You open a position with the utmost consideration for being in accordance, in harmony with the direction of progression.
Yet, the market starts moving against your holding, what should you do?
- know the instrument = be conscious of the fluctuation size
- do nothing until 1/4 of fluctuation size pressure from your open plus a little slack
- open a hedge that is 25% greater than the position to be hedged with the following conditions: a) have a target for the hedge position at 68.75% of 1/4 fluctuation size b) get your strictest trail stop involved with the right launch codes to protect any gains made by the hedge-trade c) repeat the same thing for 10, 1/2 fluctuation size steps out
- there should be a target setting logic in place that would adopt to motion in the opposite direction, meaning, it would not always just aim further out, but could retract as long as it is still happening in gains
The size increase is to make up for some lost ground between the steps.

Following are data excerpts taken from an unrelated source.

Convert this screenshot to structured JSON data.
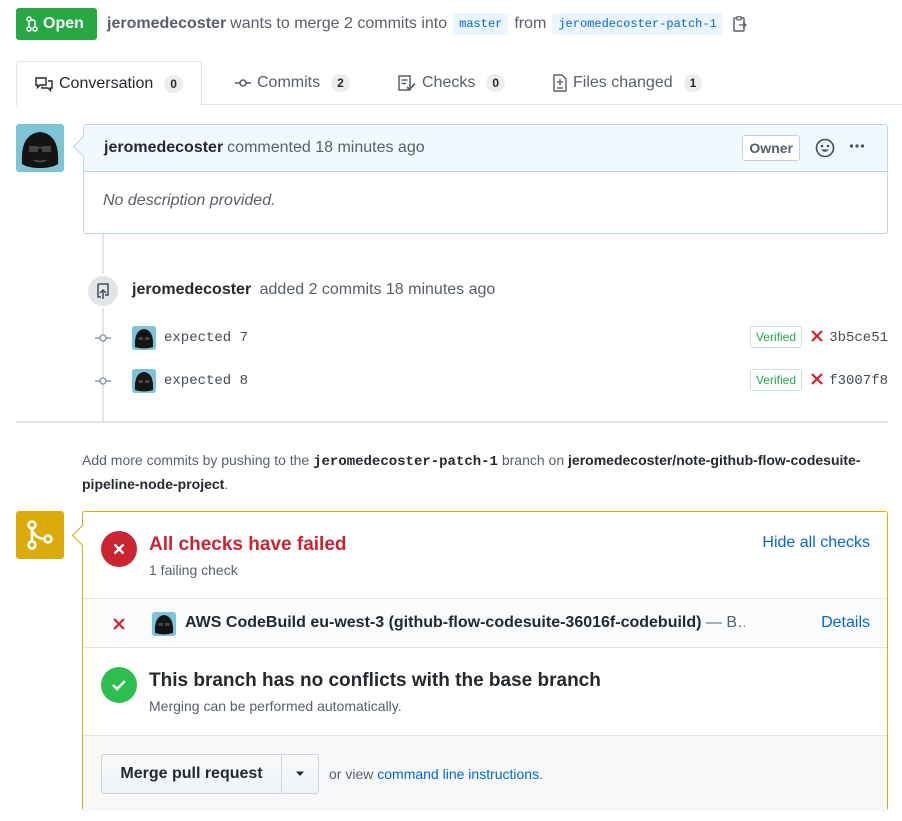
{
  "header": {
    "state": "Open",
    "author": "jeromedecoster",
    "action_text": "wants to merge 2 commits into",
    "base_branch": "master",
    "from_text": "from",
    "head_branch": "jeromedecoster-patch-1"
  },
  "tabs": [
    {
      "label": "Conversation",
      "count": "0"
    },
    {
      "label": "Commits",
      "count": "2"
    },
    {
      "label": "Checks",
      "count": "0"
    },
    {
      "label": "Files changed",
      "count": "1"
    }
  ],
  "comment": {
    "author": "jeromedecoster",
    "action": "commented 18 minutes ago",
    "role_label": "Owner",
    "body": "No description provided."
  },
  "push_event": {
    "author": "jeromedecoster",
    "action": "added 2 commits 18 minutes ago"
  },
  "commits": [
    {
      "message": "expected 7",
      "verified": "Verified",
      "sha": "3b5ce51"
    },
    {
      "message": "expected 8",
      "verified": "Verified",
      "sha": "f3007f8"
    }
  ],
  "push_hint": {
    "prefix": "Add more commits by pushing to the",
    "branch": "jeromedecoster-patch-1",
    "middle": "branch on",
    "repo": "jeromedecoster/note-github-flow-codesuite-pipeline-node-project",
    "suffix": "."
  },
  "checks": {
    "title": "All checks have failed",
    "subtitle": "1 failing check",
    "toggle_label": "Hide all checks",
    "items": [
      {
        "name": "AWS CodeBuild eu-west-3 (github-flow-codesuite-36016f-codebuild)",
        "description": "— B…",
        "details_label": "Details"
      }
    ]
  },
  "conflicts": {
    "title": "This branch has no conflicts with the base branch",
    "subtitle": "Merging can be performed automatically."
  },
  "merge": {
    "button_label": "Merge pull request",
    "or_view_text": "or view",
    "cli_link": "command line instructions",
    "cli_suffix": "."
  },
  "colors": {
    "open_green": "#28a745",
    "fail_red": "#cb2431",
    "link_blue": "#0366d6",
    "pending_yellow": "#dbab09"
  }
}
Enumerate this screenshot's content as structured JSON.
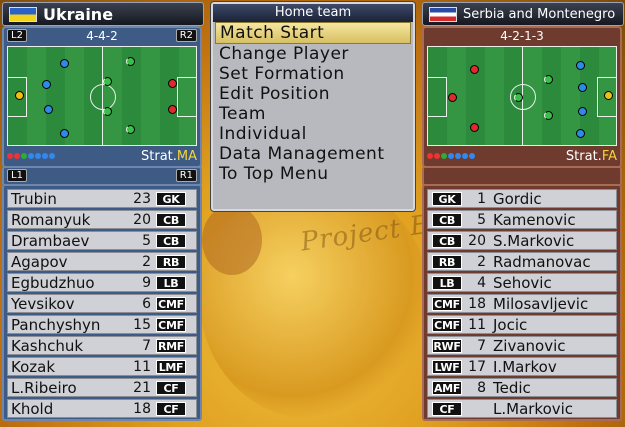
{
  "home": {
    "team_name": "Ukraine",
    "flag_colors": [
      "#2a62c8",
      "#f2d21a"
    ],
    "formation": "4-4-2",
    "left_tag": "L2",
    "right_tag": "R2",
    "strat_prefix": "Strat.",
    "strat_value": "MA",
    "roster_left_tag": "L1",
    "roster_right_tag": "R1",
    "players": [
      {
        "name": "Trubin",
        "number": "23",
        "position": "GK"
      },
      {
        "name": "Romanyuk",
        "number": "20",
        "position": "CB"
      },
      {
        "name": "Drambaev",
        "number": "5",
        "position": "CB"
      },
      {
        "name": "Agapov",
        "number": "2",
        "position": "RB"
      },
      {
        "name": "Egbudzhuo",
        "number": "9",
        "position": "LB"
      },
      {
        "name": "Yevsikov",
        "number": "6",
        "position": "CMF"
      },
      {
        "name": "Panchyshyn",
        "number": "15",
        "position": "CMF"
      },
      {
        "name": "Kashchuk",
        "number": "7",
        "position": "RMF"
      },
      {
        "name": "Kozak",
        "number": "11",
        "position": "LMF"
      },
      {
        "name": "L.Ribeiro",
        "number": "21",
        "position": "CF"
      },
      {
        "name": "Khold",
        "number": "18",
        "position": "CF"
      }
    ]
  },
  "away": {
    "team_name": "Serbia and Montenegro",
    "flag_colors": [
      "#d22a2a",
      "#2a4aa8",
      "#ffffff"
    ],
    "formation": "4-2-1-3",
    "strat_prefix": "Strat.",
    "strat_value": "FA",
    "players": [
      {
        "position": "GK",
        "number": "1",
        "name": "Gordic"
      },
      {
        "position": "CB",
        "number": "5",
        "name": "Kamenovic"
      },
      {
        "position": "CB",
        "number": "20",
        "name": "S.Markovic"
      },
      {
        "position": "RB",
        "number": "2",
        "name": "Radmanovac"
      },
      {
        "position": "LB",
        "number": "4",
        "name": "Sehovic"
      },
      {
        "position": "CMF",
        "number": "18",
        "name": "Milosavljevic"
      },
      {
        "position": "CMF",
        "number": "11",
        "name": "Jocic"
      },
      {
        "position": "RWF",
        "number": "7",
        "name": "Zivanovic"
      },
      {
        "position": "LWF",
        "number": "17",
        "name": "I.Markov"
      },
      {
        "position": "AMF",
        "number": "8",
        "name": "Tedic"
      },
      {
        "position": "CF",
        "number": "",
        "name": "L.Markovic"
      }
    ]
  },
  "menu": {
    "title": "Home team",
    "items": [
      "Match Start",
      "Change Player",
      "Set Formation",
      "Edit Position",
      "Team",
      "Individual",
      "Data Management",
      "To Top Menu"
    ],
    "selected_index": 0
  },
  "background_text": "Project Edge"
}
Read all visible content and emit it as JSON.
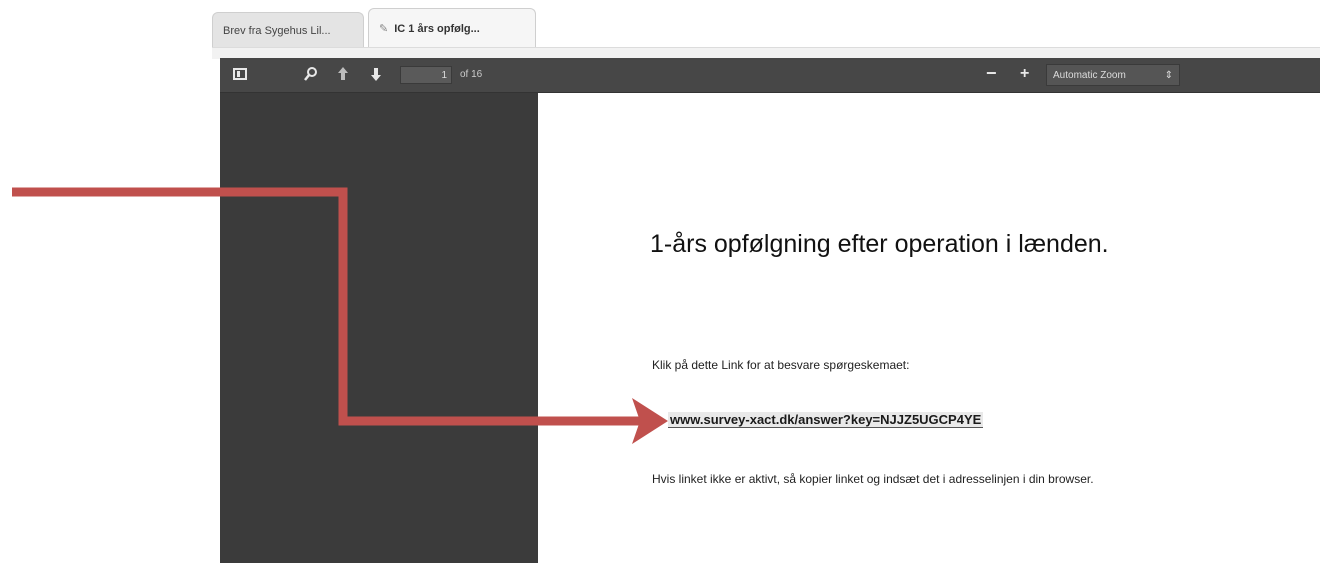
{
  "tabs": [
    {
      "label": "Brev fra Sygehus Lil...",
      "active": false
    },
    {
      "label": "IC 1 års opfølg...",
      "active": true,
      "icon": "paperclip-icon"
    }
  ],
  "toolbar": {
    "page_number": "1",
    "page_count": "of 16",
    "zoom": "Automatic Zoom",
    "zoom_caret": "⇕",
    "zoom_minus": "−",
    "zoom_plus": "+"
  },
  "document": {
    "heading": "1-års opfølgning efter operation i lænden.",
    "instruction": "Klik på dette Link for at besvare spørgeskemaet:",
    "link": "www.survey-xact.dk/answer?key=NJJZ5UGCP4YE",
    "note": "Hvis linket ikke er aktivt, så kopier linket og indsæt det i adresselinjen i din browser."
  },
  "annotation": {
    "arrow_color": "#c0504d"
  }
}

This hedge-trade may be called in multiple times, each time yielding you something.
The whole manouver would only make sense on an ECN, low raw spread account where the commission is not very high and high leverage is always a handy thing.
How does it look like?
The green equity line separating from the blue balance line shows the presence of a hedge-trade. When the green gains on the blue, a hedge-trade gets closed out. At the meeting point the account has no open positions.
What is so great about this type of hedging? That it takes a back seat, it only steps in when something is really off, and it puts on a fight for a good size section, going into war as many times as needed be.
Remember that hedges can give you relief, but may ultimately become an over sized counter weight that can sink your ship, this is why my current thinking is that hedging should be precise, powerful and predictable.